Friday, February 25

R.E.S.P.E.C.T

Has it been over two years since I last blogged? This child has certainly taken a lot more of me than I imagined. 

Every time I look at him, I can't help but let him know how much I love him. I can't imagine a world without him and in the first 3 months, he was all I could care about. Although I think there may have been some post-natal hormones that influenced my tunnel vision. 

It was tough. I didn't feel like I had the opportunity or frame of mind to connect with Xav until day 3. Within hours of holding him, I was told by the midwife what I should not be doing. I was surrounded by the love and warmth of my family but all I wanted was space. Gene and I were up at mad hours trying to put this baby to sleep but after a few minutes of calm, he'd be rudely awoken by the air around him [poor guy had breathing problems from day dot] and cry at the top of his lungs. 

I cried all night feeling like a bad mum when he had jaundice. I was broken and disappointed with myself. The feelings of helplessness continued and I pushed even harder to do what I thought I needed to. To know how to soothe my baby.

In truth, I am still learning. It has gotten easier. Now I know that sometimes he just needs a good cry. Like how we all need a good cry when something just does not feel right and we cannot express what it is. 

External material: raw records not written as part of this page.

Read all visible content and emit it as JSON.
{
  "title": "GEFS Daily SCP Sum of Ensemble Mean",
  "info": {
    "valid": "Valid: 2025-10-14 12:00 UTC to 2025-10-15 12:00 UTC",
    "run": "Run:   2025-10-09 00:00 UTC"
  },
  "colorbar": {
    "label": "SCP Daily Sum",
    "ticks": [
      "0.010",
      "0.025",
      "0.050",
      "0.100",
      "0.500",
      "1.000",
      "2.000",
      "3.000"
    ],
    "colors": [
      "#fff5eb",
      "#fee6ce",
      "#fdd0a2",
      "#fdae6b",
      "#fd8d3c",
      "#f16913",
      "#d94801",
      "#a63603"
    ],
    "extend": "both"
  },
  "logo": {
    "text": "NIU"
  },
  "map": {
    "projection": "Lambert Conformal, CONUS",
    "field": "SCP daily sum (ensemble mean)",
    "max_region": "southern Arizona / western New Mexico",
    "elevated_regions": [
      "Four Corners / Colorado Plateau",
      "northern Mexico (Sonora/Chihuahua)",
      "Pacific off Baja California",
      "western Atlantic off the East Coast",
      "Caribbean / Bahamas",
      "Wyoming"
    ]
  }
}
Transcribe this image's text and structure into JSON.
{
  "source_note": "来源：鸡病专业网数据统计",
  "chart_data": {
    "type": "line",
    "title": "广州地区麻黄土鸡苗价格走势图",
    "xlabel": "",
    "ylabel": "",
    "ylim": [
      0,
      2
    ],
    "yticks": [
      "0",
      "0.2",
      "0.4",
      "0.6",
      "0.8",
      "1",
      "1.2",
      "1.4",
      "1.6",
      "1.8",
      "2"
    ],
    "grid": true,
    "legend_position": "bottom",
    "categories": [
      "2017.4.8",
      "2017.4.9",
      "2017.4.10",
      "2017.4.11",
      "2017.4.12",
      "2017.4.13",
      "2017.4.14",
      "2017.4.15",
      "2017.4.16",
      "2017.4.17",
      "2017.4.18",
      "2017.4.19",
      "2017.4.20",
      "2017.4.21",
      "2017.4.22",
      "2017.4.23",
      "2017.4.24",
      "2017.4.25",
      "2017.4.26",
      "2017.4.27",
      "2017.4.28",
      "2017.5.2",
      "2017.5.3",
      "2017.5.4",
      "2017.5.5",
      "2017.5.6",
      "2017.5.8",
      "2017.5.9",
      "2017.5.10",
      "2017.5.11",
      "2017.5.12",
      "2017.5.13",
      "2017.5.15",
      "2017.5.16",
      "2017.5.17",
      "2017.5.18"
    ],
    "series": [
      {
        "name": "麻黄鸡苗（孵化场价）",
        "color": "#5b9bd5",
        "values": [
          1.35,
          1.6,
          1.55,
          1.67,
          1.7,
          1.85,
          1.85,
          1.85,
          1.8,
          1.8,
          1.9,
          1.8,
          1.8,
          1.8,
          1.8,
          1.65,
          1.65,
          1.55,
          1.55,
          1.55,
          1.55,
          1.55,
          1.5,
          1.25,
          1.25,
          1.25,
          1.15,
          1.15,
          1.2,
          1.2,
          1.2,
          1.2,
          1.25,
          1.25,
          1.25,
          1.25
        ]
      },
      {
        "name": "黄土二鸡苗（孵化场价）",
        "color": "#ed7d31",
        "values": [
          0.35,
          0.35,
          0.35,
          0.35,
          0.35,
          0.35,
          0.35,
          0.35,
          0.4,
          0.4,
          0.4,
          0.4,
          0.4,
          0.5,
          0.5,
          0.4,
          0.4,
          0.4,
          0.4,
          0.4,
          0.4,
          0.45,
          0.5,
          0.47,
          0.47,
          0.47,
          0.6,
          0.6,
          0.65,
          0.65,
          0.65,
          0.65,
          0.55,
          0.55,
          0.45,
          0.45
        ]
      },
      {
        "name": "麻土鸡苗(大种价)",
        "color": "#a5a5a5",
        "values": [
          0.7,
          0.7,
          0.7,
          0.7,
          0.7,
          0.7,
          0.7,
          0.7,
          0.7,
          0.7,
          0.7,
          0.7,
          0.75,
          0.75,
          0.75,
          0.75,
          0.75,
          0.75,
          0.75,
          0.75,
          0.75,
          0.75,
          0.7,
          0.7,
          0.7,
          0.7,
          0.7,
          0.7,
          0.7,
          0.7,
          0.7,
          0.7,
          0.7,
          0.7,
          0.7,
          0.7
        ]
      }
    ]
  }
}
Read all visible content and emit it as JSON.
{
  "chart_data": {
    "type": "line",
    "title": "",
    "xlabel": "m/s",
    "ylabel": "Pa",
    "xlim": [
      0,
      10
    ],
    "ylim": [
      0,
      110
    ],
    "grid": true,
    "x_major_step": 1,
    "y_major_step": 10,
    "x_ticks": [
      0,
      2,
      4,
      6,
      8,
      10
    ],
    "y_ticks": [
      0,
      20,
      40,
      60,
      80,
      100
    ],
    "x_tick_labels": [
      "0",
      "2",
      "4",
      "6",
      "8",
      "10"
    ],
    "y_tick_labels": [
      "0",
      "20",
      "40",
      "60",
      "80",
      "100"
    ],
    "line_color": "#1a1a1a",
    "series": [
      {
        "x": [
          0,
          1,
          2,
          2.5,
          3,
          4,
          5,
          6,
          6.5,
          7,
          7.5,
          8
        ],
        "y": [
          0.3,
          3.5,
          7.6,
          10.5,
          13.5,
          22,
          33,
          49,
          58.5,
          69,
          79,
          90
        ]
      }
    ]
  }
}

I remember someone saying that it is not the child that is getting better. It is us [parentals] being more knowledgeable and coping better. Oh boy, the word “coping” is an understatement for some days/weeks.

I am back. And I have been journalling to help me with sleep. Otherwise thoughts come rushing in - in the middle of the night. My amygdala is pretty persistent in making sure that I undo all the thought knots. It can go on for hours. And I’m relieved that words spilled onto a physical page help wind down the 3am mind unpacking. Most times. 

I have been a part of a transformational organisational journey. One that I am most proud of. And one that also pains me the most. I am hopeful as I believe that there are good people out there. And people who are ready to make that step change. Gratitude fills my heart and right now, I am loving the time off and away with my family. 

[Edit] This kid is still my numero uno. Sorry bee.